Perform a sample size calculation

 Since the aim of the study was to externally validate clinical prediction rules in an existing dataset, no sample size calculation was performed, which the authors acknowledge as a limitation in their discussion section: “A further limitation lies in the absence of an a priori sample size calculation. One of the clinical prediction rules met our target zone of accuracy based on the point estimates alone (Attia’s rule), but it was considered insufficient because the boundaries of the confidence intervals for sensitivity and specificity went across the prespecified limits for significance. This could be due to lack of power, and our results should be considered with caution until they are confirmed with a larger sample of patients” [16].

 When using the calculator proposed in Additional file 1, the sample size calculation could have looked as follows. The MAC for sensitivity and specificity was set at 0.85; the authors provided no information on the expected sensitivity and specificity. This can, for example, be based on previous literature or on a pilot study.
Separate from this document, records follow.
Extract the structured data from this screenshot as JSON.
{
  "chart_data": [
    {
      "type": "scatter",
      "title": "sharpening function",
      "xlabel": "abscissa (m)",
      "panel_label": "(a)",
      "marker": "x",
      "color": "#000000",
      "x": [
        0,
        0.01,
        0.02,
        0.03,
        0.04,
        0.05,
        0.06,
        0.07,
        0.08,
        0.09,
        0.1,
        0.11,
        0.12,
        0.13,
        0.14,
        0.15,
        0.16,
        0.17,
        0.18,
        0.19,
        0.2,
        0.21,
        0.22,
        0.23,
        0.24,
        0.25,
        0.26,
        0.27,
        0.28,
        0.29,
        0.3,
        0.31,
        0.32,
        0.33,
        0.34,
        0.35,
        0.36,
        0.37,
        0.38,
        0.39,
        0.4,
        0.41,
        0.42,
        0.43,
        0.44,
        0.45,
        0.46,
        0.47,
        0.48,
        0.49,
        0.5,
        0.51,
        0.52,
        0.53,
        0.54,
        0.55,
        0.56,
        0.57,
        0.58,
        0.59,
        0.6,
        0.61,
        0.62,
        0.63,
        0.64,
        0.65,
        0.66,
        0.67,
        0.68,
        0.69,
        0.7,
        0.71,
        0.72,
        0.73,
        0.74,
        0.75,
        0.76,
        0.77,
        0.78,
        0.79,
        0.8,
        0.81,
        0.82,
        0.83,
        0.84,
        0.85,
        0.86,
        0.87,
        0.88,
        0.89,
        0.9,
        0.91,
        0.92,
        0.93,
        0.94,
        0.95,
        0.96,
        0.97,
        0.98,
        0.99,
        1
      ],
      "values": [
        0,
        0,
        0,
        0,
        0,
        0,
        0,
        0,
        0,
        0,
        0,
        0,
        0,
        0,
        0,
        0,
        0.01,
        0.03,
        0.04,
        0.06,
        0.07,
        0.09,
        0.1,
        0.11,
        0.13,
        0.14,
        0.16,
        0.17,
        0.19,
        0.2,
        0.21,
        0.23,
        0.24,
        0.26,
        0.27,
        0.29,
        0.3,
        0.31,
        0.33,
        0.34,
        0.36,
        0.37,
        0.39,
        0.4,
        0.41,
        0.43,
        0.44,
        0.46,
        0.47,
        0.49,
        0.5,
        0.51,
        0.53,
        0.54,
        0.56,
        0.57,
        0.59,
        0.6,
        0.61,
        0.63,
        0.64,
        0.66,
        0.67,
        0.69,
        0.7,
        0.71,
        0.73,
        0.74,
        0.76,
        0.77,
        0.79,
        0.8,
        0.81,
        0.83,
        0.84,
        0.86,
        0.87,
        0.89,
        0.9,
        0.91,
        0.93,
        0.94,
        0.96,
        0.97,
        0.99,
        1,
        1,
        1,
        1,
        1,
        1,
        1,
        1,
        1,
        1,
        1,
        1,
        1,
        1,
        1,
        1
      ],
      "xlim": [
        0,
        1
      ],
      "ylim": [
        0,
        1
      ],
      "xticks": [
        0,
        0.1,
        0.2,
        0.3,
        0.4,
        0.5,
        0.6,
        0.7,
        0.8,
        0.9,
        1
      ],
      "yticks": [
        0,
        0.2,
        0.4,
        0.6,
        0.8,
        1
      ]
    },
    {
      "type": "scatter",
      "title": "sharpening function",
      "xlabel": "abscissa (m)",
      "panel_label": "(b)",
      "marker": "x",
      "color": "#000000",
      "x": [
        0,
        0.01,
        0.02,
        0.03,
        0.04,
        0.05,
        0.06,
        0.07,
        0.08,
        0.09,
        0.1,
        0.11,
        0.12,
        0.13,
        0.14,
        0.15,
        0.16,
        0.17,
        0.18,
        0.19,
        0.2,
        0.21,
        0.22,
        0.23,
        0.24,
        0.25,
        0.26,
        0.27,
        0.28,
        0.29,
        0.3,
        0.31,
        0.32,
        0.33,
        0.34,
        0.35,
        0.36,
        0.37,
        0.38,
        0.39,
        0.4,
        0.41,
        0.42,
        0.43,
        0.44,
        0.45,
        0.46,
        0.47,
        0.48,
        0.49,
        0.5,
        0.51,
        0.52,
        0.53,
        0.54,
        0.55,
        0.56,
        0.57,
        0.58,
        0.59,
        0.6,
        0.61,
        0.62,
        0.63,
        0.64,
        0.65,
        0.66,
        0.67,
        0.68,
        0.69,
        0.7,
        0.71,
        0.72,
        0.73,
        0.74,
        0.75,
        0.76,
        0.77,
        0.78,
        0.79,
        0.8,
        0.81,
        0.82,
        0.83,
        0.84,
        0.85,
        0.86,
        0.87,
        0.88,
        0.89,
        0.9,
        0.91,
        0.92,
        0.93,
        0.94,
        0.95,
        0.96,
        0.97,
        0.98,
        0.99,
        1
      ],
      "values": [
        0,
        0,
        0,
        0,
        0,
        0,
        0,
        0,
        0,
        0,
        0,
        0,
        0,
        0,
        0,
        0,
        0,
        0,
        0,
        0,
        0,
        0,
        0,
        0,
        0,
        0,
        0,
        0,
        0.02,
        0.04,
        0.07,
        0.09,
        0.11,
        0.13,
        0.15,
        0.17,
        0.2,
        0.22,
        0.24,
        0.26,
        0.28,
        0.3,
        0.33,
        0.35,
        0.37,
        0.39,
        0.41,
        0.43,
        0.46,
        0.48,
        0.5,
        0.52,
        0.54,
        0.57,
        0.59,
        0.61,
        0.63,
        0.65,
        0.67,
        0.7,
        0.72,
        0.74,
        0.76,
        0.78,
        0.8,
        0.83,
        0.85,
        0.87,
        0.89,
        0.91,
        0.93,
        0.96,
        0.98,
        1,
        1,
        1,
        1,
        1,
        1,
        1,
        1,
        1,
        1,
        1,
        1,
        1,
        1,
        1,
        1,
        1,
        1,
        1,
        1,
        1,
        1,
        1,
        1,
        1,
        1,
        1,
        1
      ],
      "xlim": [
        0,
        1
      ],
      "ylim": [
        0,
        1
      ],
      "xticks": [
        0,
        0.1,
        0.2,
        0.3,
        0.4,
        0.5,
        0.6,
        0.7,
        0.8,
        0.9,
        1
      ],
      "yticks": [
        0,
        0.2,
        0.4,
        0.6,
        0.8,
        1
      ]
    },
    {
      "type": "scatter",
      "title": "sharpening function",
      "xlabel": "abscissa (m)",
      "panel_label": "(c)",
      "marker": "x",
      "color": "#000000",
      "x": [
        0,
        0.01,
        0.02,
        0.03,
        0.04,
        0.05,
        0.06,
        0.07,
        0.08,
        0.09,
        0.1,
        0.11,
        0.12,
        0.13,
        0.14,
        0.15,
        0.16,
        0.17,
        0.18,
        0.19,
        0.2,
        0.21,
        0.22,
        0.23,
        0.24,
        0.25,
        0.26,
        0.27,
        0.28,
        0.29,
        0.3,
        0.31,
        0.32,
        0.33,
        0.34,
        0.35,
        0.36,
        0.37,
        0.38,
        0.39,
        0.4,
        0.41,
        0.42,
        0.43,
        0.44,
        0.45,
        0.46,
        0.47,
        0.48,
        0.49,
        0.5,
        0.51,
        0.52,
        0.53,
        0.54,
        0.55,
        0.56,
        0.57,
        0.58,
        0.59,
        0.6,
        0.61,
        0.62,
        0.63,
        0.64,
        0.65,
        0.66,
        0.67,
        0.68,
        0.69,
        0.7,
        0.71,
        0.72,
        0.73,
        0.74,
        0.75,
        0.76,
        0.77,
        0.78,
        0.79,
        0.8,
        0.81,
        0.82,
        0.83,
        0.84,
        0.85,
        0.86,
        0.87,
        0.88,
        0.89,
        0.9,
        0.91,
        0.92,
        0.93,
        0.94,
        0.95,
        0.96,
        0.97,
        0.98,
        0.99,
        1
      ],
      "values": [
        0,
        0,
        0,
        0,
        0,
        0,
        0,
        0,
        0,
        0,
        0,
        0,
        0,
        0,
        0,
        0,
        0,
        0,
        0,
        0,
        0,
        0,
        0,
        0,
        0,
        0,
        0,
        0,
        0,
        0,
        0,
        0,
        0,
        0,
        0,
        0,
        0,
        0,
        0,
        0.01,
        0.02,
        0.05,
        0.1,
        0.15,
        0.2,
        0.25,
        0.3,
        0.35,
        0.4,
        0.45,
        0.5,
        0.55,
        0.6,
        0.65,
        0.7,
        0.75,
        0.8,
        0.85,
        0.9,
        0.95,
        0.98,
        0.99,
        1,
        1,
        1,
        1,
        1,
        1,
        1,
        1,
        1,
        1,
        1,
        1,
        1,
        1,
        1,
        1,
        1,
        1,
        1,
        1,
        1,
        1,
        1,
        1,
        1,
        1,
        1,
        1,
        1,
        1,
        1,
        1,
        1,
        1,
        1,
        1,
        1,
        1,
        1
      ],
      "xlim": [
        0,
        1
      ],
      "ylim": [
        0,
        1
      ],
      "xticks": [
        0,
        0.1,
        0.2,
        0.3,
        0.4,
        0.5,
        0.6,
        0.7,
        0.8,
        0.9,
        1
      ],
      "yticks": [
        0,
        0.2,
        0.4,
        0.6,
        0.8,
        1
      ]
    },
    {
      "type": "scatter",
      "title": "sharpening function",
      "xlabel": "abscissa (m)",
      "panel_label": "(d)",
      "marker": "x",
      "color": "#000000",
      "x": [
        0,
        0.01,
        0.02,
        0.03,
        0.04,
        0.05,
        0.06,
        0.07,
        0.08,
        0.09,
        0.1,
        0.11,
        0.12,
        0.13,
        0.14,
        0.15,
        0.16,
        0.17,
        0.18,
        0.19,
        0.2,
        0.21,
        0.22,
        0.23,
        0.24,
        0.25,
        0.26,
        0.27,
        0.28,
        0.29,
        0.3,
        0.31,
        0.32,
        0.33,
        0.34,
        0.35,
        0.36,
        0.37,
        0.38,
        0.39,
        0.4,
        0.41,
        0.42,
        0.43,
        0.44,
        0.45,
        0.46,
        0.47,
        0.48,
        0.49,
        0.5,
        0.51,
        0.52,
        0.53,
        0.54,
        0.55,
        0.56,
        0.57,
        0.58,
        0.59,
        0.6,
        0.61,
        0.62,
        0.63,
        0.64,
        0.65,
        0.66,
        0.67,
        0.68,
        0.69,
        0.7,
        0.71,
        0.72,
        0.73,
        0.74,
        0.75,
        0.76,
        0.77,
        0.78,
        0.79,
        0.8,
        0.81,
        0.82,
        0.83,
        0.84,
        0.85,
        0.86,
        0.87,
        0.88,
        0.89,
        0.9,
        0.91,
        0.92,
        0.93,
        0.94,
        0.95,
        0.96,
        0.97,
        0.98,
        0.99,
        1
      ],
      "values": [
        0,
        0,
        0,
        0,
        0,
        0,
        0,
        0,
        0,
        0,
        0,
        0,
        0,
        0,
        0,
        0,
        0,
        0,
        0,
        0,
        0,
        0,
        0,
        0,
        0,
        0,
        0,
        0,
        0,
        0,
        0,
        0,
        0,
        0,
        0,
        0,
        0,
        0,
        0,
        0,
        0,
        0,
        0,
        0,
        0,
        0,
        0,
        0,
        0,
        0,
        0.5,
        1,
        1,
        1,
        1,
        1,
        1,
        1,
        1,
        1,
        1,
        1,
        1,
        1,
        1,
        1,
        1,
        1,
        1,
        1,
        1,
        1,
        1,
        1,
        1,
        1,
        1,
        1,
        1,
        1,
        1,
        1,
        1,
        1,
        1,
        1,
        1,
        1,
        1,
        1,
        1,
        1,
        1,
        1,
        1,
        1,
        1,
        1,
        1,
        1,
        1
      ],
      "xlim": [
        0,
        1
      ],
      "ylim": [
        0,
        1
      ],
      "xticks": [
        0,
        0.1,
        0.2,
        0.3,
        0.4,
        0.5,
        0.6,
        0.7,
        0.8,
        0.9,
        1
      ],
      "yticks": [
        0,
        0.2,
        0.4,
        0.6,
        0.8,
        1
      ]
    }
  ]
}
Assuming an expected sensitivity of 0.92 (with α* = 0.05, and β* = 0.90), 179 participants with the target condition (i.e., GAS infection) need to be included to ensure that the lower limit of the one-sided confidence interval for sensitivity is at least 0.85. Assuming an expected specificity of 0.95, 76 participants without the target condition (i.e., no GAS infection) need to be included to ensure that the lower limit of the one-sided confidence interval for specificity is at least 0.85. Taking into account an expected prevalence of GAS infection of 35% in the investigated population, this means that a total of at least 511 (= 179 × 0.35) participants with suspected GAS pharyngitis need to be included.

Arrive at meaningful conclusions

 In their article, the authors graphically illustrate the performance of the investigated clinical prediction rules in ROC space (Fig. 4) [16]. The graphic shows that for five of the prediction rules, either sensitivity or specificity is outside the “target region”; for one prediction rule, both sensitivity and specificity are within the target zone, but the confidence intervals reach outside, which means that the null hypothesis cannot be rejected. Based on this, the authors conclude: “On external validation, none of the rules-based selective testing strategies showed sufficient accuracy, and none were able to identify patients at low or high risk whose condition could be managed without microbiologic testing.”